誰も彼もがせわしなく動いていた。暇を持て余しているのは、自分だけのような気がしてくる。
それでも桜子は、端から今の立場を甘んじて受け入れ続けるつもりなどはなかった。誰にも必要とされない立場でも、たとえ咎められても、やるべきことが自分にもある気がした。
それは二つ年下である薫が、あの日妙な振る舞いをしたせいでもあった。いつまでも弟のような存在だとばかり思っていたのに。あのとき薫が見せた挙措には、桜子をはるかに凌ぐものがあった。

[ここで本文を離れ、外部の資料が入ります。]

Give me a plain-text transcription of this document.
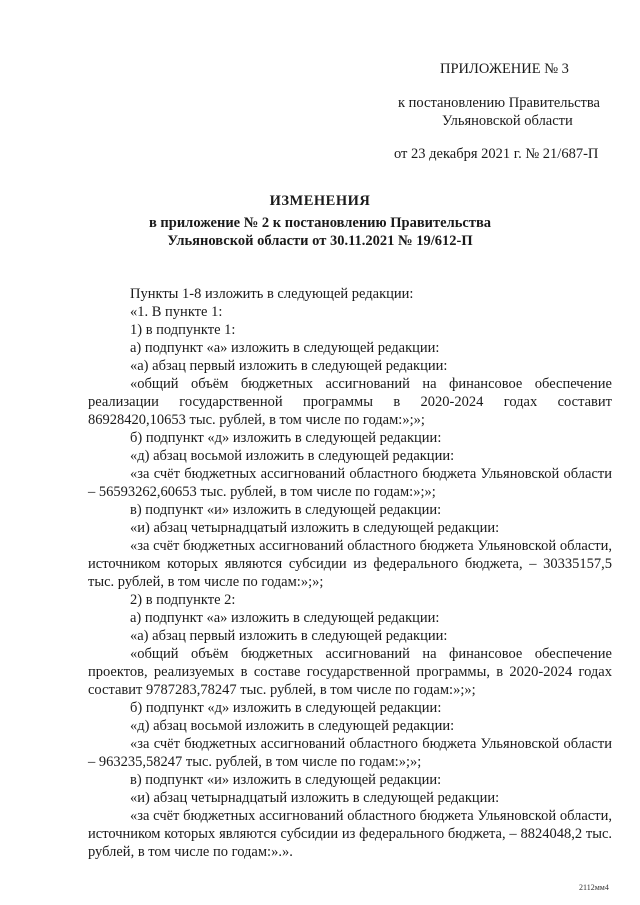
ПРИЛОЖЕНИЕ № 3
к постановлению Правительства
Ульяновской области
от 23 декабря 2021 г. № 21/687-П
ИЗМЕНЕНИЯ
в приложение № 2 к постановлению Правительства
Ульяновской области от 30.11.2021 № 19/612-П

Пункты 1-8 изложить в следующей редакции:

«1. В пункте 1:

1) в подпункте 1:

а) подпункт «а» изложить в следующей редакции:

«а) абзац первый изложить в следующей редакции:

«общий объём бюджетных ассигнований на финансовое обеспечение реализации государственной программы в 2020-2024 годах составит 86928420,10653 тыс. рублей, в том числе по годам:»;»;

б) подпункт «д» изложить в следующей редакции:

«д) абзац восьмой изложить в следующей редакции:

«за счёт бюджетных ассигнований областного бюджета Ульяновской области – 56593262,60653 тыс. рублей, в том числе по годам:»;»;

в) подпункт «и» изложить в следующей редакции:

«и) абзац четырнадцатый изложить в следующей редакции:

«за счёт бюджетных ассигнований областного бюджета Ульяновской области, источником которых являются субсидии из федерального бюджета, – 30335157,5 тыс. рублей, в том числе по годам:»;»;

2) в подпункте 2:

а) подпункт «а» изложить в следующей редакции:

«а) абзац первый изложить в следующей редакции:

«общий объём бюджетных ассигнований на финансовое обеспечение проектов, реализуемых в составе государственной программы, в 2020-2024 годах составит 9787283,78247 тыс. рублей, в том числе по годам:»;»;

б) подпункт «д» изложить в следующей редакции:

«д) абзац восьмой изложить в следующей редакции:

«за счёт бюджетных ассигнований областного бюджета Ульяновской области – 963235,58247 тыс. рублей, в том числе по годам:»;»;

в) подпункт «и» изложить в следующей редакции:

«и) абзац четырнадцатый изложить в следующей редакции:

«за счёт бюджетных ассигнований областного бюджета Ульяновской области, источником которых являются субсидии из федерального бюджета, – 8824048,2 тыс. рублей, в том числе по годам:».».

2112мм4
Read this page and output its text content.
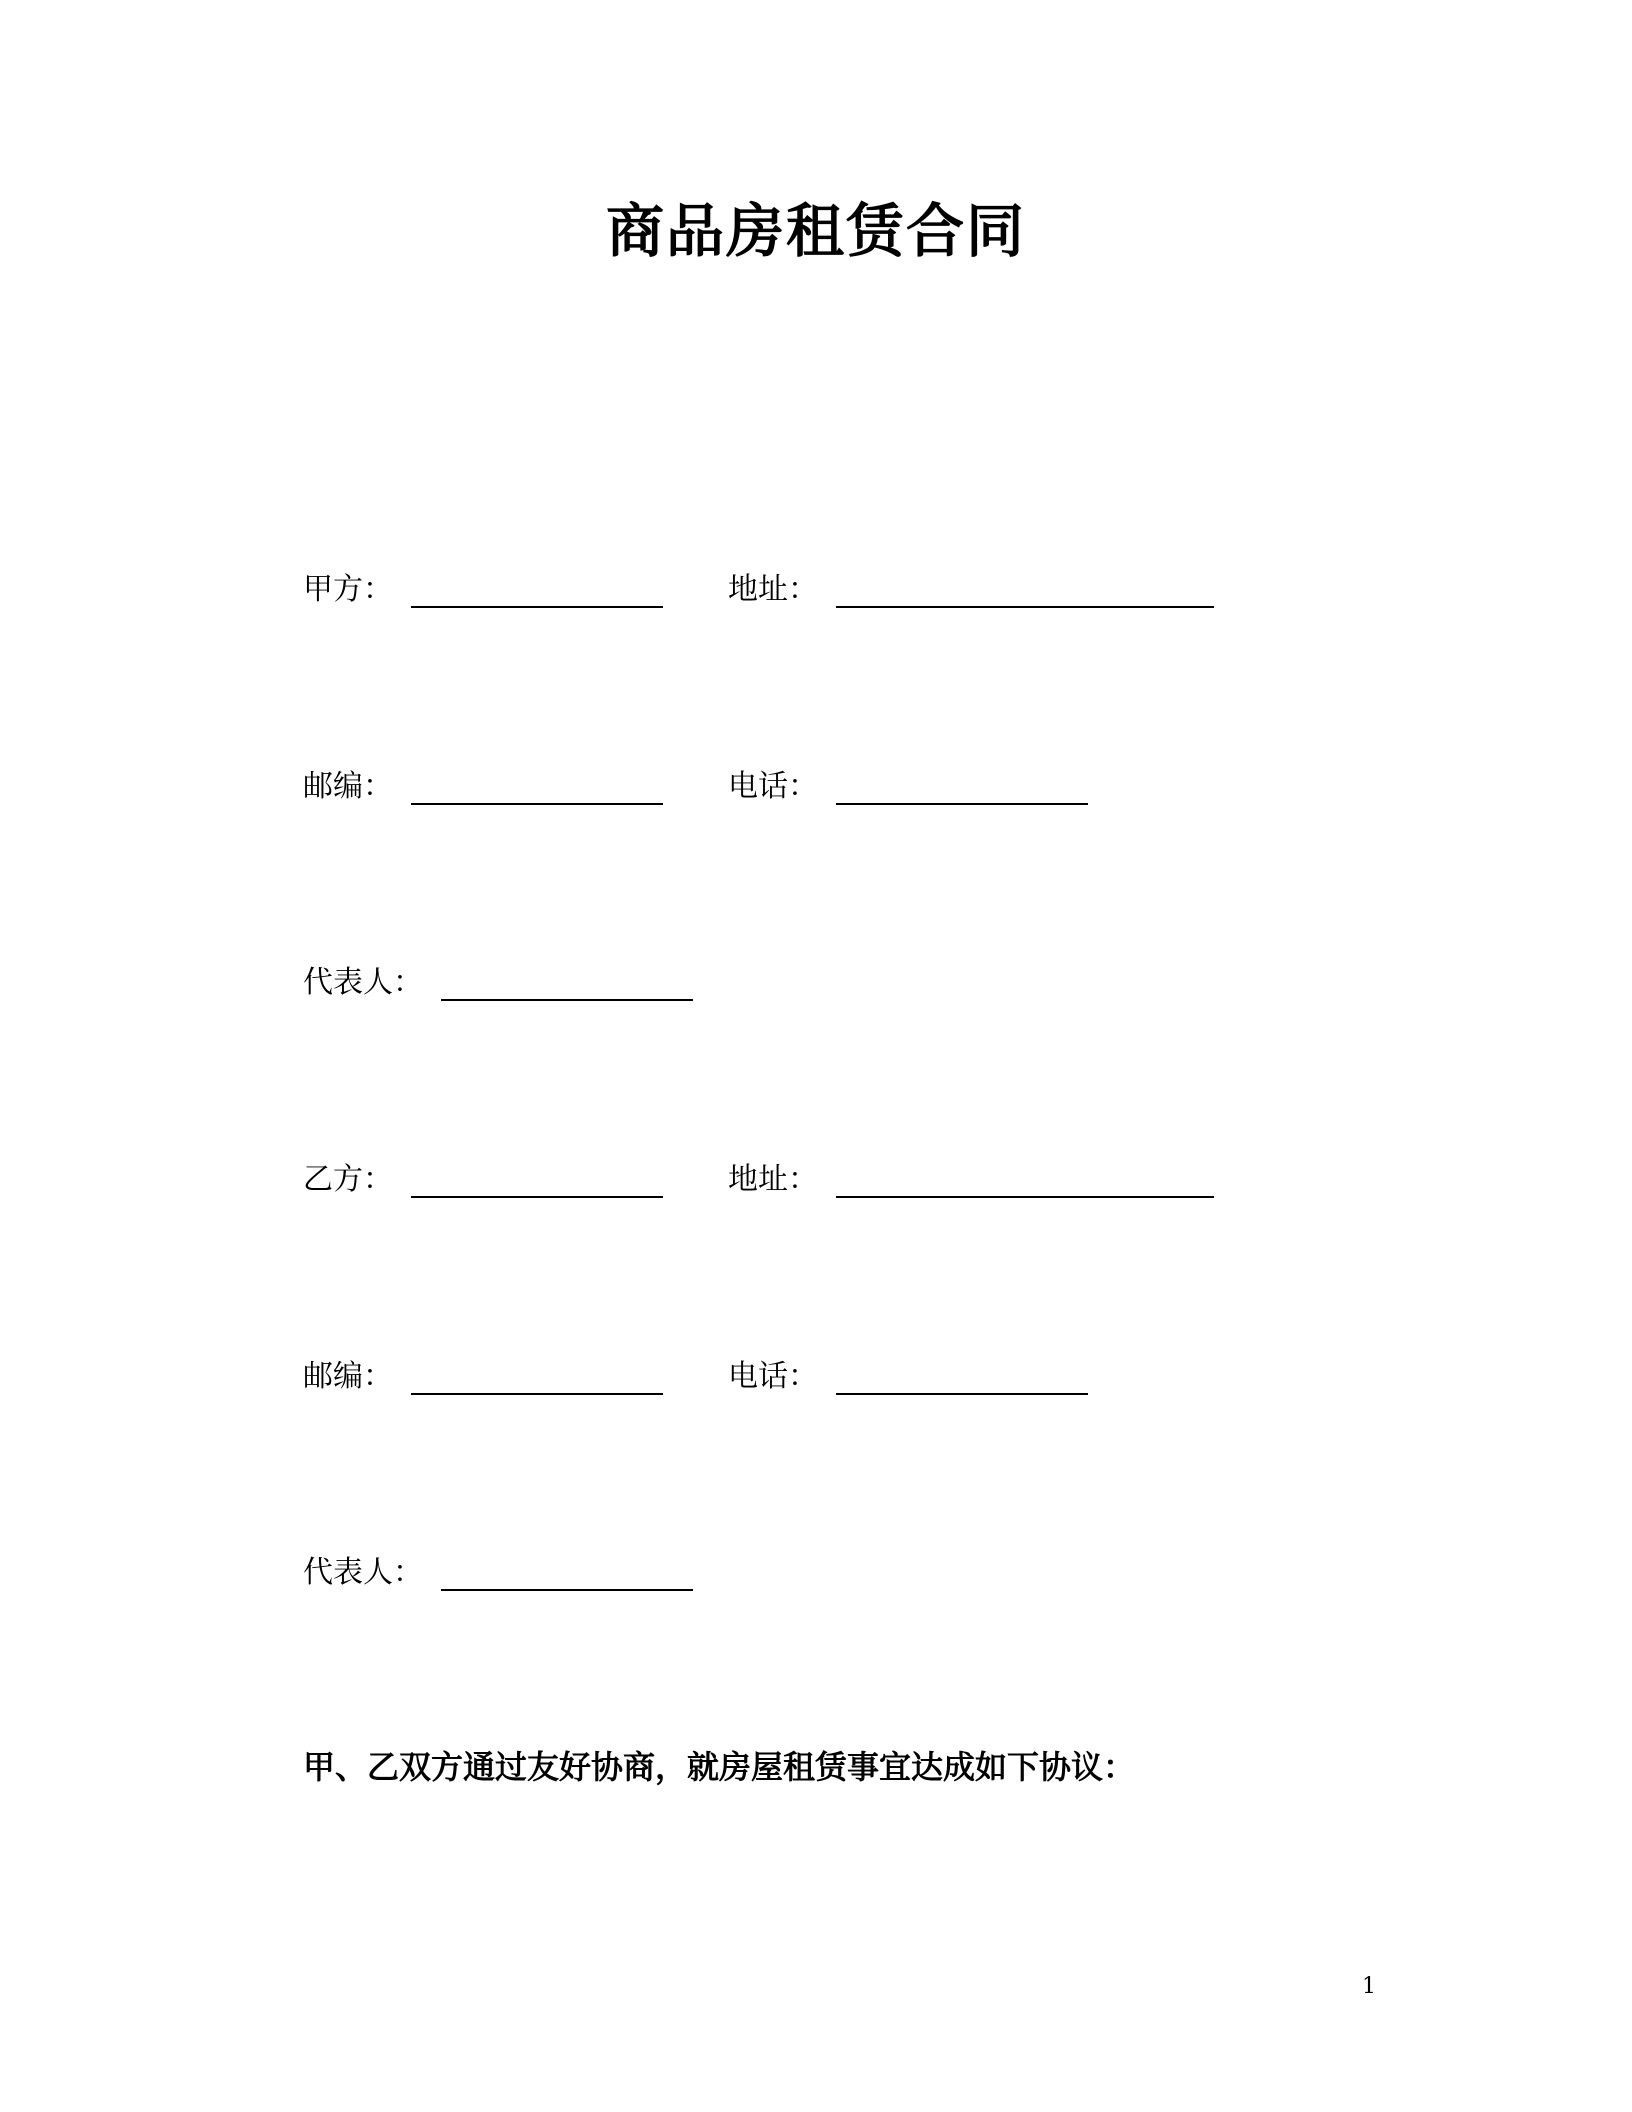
商品房租赁合同
甲方：	地址：
邮编：	电话：
代表人：
乙方：	地址：
邮编：	电话：
代表人：
甲、乙双方通过友好协商，就房屋租赁事宜达成如下协议：
1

同年の者には誰にも負けない自負があっただけに、あの一件はまだ重くこたえていた。
——と、
ひっきりなしに舞い落ちる桜の花びらを眺めているうちに、桜子の心に浮かぶものがあった。桜子は、身の内の不自然な違和感を探し当てたかのようにハッとした。
——あのとき、おじいちゃんが言った「優」というのは薫のお父さんだ。行方不明になっているという……
今の今まで、それに気づかなかった。
普段はまったく耳にしない名前のため、すぐに思いだすことができなかった。優という名前を、どこかで聞いた覚えはあったのだ。それに気づいた途端、桜子は動悸が速くなる気がした。
薫の父について、桜子はまったく知らないと言っていい。でも祖父の漏らした「優」という名が、薫の父の名であることは間違いなかった。
薫が昔、自分でそう言ったのだ。